Hurricane Harvey Destroyed Lives: How We Help and How the Government Helps
yahoo.com Stranded Pets Rescued Amid Hurricane Harvey Flooding |
If you want to help the people displaced, left hungry, and in need of medical care by Hurricane Harvey, NPR put together a list of organizations you can donate to.
For example “Send Relief and Southern Baptist Disaster Relief
says its teams began responding before Harvey made landfall and continues
on-the-ground relief work,” NPR said. While the “American Kidney Fund has set up a
disaster relief fund to help dialysis patients affected by the storm,” and so
on.
Even Airbnb has taken part in setting up an urgent
accommodations site "where people can open their homes to evacuees from the
storm or find shelter themselves. Service fees are waived through Sept. 25," NPR said.
However, for most of
these organizations except for United Way of Greater Houston and SBP, most of these funds are for current problems
plaguing the victims of the disaster. While it is important that these people get
immediate health care, food, and shelter, these organizations and people in
general won’t be able to give forever.
Hurricane Harvey didn’t just destroy homes and
property, it destroyed lives. It took away jobs, displaced communities,
shopping centers, parks, schools. Houston
needs to be rebuilt, people’s lives need to be rebuilt.
This also begs the question, “why rebuild in a
place where we know disaster could strike again?” To relate this to California, building homes on an active fault-line could mean the destruction of homes, property, and lives, so it is very illegal. Although technically the whole of California is in an earth quake zone so...
But can we relate this to hurricane zone's and whether or not people should be re-building there? Hurricanes do re-occur every year after all.
In the article by the Huffington Post "Rebuilding After Hurricanes: The Publics View", author Kathleen Weldon finds that most Americans, although “often
considered highly mobile," do not want to move. They "have strong
ties to their communities, which means relocation could take a major emotional
toll,” Weldon said. Not to mention the emotional toll they would already be suffering after losing everything.
So rather than being fed up with the location for being vulnerable, American's still hold enough of an emotional tie to their home's, destroyed or not, that they'd rather rebuild in what could be a dangerous zone where disaster could happen all over again.
Weldon found that in a 2003 poll, that these emotional ties that come from the majority of Americans choosing to stay in one place for a longtime.
“41% of Americans had
lived in their current communities their whole lives. Another 29% had lived
there more than ten years. Connections to particular neighborhoods also run
deep. In a 2013 poll, 46% of respondents said they had lived in their current
neighborhood for over 10 years,” Weldon said.
As it turns out when people put down roots, they don't want to plan to pick them back up.
In the case
of Houston, Texas, hurricanes are not very common and most of the way the land was built upon (with lots of concrete which does NOT absorb water) is what caused there to be such a major disaster.
The following video by South Florida PBS shows where the manmade landscape in Houston went wrong and
the ways in which it can be rebuilt to prevent a catastrophe like this again.
Now, if
people do decide to return to an area and have it rebuilt, just the idea sounds like an overwhelming task. You have to rebuild your house, your business, or find a new job, remake your schools, and even reinvent the landscape. Where do people even start? It turns out the big ol government is a disaster victims biggest friend in the aftermath of a hurricane.

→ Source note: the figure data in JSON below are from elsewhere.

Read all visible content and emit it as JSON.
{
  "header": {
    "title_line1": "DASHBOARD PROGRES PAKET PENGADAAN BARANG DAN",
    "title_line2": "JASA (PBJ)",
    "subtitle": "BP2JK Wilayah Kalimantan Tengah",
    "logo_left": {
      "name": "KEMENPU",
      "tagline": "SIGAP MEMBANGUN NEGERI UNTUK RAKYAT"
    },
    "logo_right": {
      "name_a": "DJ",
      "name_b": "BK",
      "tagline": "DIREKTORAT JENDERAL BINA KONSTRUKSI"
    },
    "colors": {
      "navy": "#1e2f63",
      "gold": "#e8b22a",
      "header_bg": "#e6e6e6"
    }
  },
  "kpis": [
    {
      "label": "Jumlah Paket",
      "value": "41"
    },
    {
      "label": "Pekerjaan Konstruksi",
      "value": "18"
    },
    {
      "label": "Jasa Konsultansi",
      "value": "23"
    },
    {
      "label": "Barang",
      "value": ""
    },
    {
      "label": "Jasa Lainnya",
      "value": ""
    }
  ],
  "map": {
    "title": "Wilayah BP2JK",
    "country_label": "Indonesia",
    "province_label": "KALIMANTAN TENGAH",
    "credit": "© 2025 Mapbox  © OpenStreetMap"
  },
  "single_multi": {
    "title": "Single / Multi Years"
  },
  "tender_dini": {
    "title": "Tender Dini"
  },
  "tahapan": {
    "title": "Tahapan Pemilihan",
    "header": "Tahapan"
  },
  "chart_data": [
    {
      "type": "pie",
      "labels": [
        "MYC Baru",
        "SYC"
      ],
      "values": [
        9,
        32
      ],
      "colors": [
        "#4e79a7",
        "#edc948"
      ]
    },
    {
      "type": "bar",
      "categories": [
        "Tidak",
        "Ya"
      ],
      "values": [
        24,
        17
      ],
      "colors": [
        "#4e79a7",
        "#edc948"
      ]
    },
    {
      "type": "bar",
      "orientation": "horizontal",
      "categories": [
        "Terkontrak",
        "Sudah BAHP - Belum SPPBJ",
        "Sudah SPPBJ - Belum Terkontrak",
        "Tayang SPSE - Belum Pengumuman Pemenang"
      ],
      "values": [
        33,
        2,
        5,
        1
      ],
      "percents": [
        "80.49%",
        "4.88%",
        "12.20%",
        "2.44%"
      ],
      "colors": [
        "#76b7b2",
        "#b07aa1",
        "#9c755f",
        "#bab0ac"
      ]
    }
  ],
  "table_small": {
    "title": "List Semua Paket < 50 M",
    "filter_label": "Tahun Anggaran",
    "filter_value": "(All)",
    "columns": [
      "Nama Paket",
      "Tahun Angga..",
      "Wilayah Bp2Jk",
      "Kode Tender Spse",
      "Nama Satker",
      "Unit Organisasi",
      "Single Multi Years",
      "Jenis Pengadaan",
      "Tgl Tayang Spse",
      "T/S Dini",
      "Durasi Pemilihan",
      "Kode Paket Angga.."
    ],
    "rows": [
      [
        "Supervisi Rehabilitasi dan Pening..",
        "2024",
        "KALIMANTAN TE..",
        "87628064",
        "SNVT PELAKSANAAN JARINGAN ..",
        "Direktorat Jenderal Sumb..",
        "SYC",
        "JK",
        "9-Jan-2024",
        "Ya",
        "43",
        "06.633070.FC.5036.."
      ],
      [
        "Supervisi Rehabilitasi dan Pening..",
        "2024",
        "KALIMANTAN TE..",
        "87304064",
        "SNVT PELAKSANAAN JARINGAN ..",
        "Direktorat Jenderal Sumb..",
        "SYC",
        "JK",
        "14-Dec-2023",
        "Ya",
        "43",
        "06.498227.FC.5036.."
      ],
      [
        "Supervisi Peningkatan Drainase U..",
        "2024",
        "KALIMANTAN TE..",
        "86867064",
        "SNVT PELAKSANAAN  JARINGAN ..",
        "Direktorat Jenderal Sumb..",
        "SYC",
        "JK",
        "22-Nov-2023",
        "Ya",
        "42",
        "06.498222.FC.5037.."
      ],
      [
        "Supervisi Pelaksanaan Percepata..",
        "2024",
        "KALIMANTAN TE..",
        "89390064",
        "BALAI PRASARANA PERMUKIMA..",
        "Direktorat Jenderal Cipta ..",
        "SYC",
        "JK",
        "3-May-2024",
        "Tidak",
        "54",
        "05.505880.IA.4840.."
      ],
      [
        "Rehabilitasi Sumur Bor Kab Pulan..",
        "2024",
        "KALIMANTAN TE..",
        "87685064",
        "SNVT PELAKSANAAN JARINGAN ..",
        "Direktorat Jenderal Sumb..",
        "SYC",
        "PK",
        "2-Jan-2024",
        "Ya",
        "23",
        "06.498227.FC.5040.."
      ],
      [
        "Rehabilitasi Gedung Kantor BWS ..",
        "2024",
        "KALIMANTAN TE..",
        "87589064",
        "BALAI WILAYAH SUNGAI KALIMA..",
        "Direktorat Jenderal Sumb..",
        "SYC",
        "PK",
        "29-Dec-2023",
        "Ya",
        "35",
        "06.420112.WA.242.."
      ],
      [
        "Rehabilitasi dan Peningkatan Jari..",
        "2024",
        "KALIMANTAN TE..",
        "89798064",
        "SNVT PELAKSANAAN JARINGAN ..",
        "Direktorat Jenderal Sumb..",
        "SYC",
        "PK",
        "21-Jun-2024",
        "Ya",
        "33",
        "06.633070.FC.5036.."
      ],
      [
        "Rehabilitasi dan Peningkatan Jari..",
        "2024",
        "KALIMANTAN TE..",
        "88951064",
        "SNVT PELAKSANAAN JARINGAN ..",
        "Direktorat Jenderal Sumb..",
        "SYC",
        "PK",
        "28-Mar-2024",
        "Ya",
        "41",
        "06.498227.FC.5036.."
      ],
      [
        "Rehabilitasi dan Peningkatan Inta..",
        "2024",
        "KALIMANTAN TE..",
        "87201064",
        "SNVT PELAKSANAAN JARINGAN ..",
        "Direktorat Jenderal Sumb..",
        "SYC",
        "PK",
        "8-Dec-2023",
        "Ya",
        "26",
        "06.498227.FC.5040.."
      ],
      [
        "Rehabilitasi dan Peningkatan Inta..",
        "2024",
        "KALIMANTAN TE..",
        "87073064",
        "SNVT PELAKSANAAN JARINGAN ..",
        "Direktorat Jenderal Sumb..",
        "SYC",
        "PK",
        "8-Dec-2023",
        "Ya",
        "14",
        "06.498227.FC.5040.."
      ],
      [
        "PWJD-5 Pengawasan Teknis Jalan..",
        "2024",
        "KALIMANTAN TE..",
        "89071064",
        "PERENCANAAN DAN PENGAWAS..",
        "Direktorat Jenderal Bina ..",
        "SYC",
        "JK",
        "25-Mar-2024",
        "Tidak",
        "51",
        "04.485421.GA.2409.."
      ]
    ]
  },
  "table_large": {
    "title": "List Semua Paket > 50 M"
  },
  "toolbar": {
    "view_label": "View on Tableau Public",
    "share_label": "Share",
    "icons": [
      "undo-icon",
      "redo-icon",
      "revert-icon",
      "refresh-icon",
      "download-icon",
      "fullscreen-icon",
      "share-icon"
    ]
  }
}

In a disaster guide by Ready.gov, they list the Federal government as your turn to pal. He helps you re-build, gain loans and grants, and even checks on your mental health.
"In the most severe disasters, the federal
government is also called in to help individuals and families with temporary
housing, counseling (for post-disaster trauma), low-interest loans and grants,
and other assistance. The federal government also has programs that help small
businesses and farmers,” the guide said.
However this assistance only becomes available when the President of the United states declares a "Major Disaster" which is why it was so important when President Trump made that declaration for Texas.
But the country still needs our help in taking care of Texans now. There are so many people displaced and in crisis, and the government is not almighty enough, fast enough, and encompassing enough to reach them all effectively and in good time. And perhaps the more we give towards these victims immediate troubles, the more the government can spend later in helping them re-build their lives and homes in the long term.